The Bipartisan Campaign Reform Act of 2002 prohibited labor unions and corporations, including nonprofit interest groups, from airing TV or radio messages that mention a candidate for federal office close to an election. Although the Supreme Court later narrowed the definition of forbidden messages, the experience of Citizens United shows that activists still must beg the FEC's permission to speak or risk fines and imprisonment.
When it upheld the ban on electioneering communications in 2003, the Court relied on a 1990 decision in which it had approved Michigan's ban on independent campaign expenditures by corporations. The 1990 ruling said such laws are a legitimate attempt to "counterbalance" the "corrosive and distorting effects of immense aggregations of wealth that are accumulated with the help of the corporate form and that have little or no correlation to the public's support for the corporation's political ideas."
Applied to nonprofit organizations such as Gun Owners of America, the American Civil Liberties Union, the National Right to Life Committee, or the Sierra Club, this description makes little sense. As Citizens United notes, "it certainly is not the case that most for-profit corporations—let alone, most nonprofit corporations, such as the Michigan State Chamber of Commerce and Citizens United—possess treasuries laden with 'immense aggregations of wealth.'"
Furthermore, if the problem is that wealth gives some speakers an unfair advantage, rich individuals also should be prevented from using their money to express themselves.
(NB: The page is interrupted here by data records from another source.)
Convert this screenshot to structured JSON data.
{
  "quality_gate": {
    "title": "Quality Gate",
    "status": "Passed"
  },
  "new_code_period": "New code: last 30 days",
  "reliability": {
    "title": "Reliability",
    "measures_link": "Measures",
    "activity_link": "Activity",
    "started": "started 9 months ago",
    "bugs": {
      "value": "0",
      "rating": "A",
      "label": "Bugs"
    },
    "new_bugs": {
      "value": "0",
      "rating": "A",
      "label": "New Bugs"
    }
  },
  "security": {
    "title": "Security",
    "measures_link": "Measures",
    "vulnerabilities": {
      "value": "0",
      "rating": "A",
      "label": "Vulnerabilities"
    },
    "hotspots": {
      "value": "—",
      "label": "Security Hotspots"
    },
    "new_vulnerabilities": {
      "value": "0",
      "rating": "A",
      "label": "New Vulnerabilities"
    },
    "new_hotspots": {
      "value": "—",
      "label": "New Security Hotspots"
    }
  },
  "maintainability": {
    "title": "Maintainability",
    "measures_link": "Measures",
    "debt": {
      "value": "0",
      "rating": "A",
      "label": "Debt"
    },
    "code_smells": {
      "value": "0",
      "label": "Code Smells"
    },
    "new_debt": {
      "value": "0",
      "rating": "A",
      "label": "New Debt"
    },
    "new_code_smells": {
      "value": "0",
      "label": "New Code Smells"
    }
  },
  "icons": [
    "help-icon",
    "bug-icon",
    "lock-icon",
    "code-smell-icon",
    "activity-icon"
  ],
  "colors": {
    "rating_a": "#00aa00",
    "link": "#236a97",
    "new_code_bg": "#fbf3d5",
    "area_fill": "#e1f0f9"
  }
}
Yet the Supreme Court has said the First Amendment bars not only direct restrictions on individual campaign spending but even relaxed donation limits for politicians facing rich opponents.
And speaking of unfair advantages, it hardly seems fair that a talking head on the Fox News Channel (or a columnist for The New York Times) has much more influence on the political debate than the average citizen. Yet the ban on electioneering communications does not apply to "a news story, commentary, or editorial" distributed by a recognized media outlet, and the Supreme Court never would approve one that did.
The attempt to control "the corrosive and distorting effects" of speech by wealthy corporations therefore has a perverse impact. "While multimillionaires and media corporations are free to exercise their First Amendment right to devote unlimited funds to independent expenditures," Citizens United notes, "individuals of modest means are barred by state and federal prohibitions on corporate independent expenditures from pooling their resources to fund the political speech of ideologically oriented nonprofit corporations."
The government cannot create a pure, balanced, undistorted political debate; all it can do is introduce new distortions. And as bad as distortions caused by wealth (or visibility or good looks or charisma) might seem, distortions imposed by force are worse, which is why the Constitution forbids them.
Jacob Sullum is a senior editor at Reason and a nationally syndicated columnist.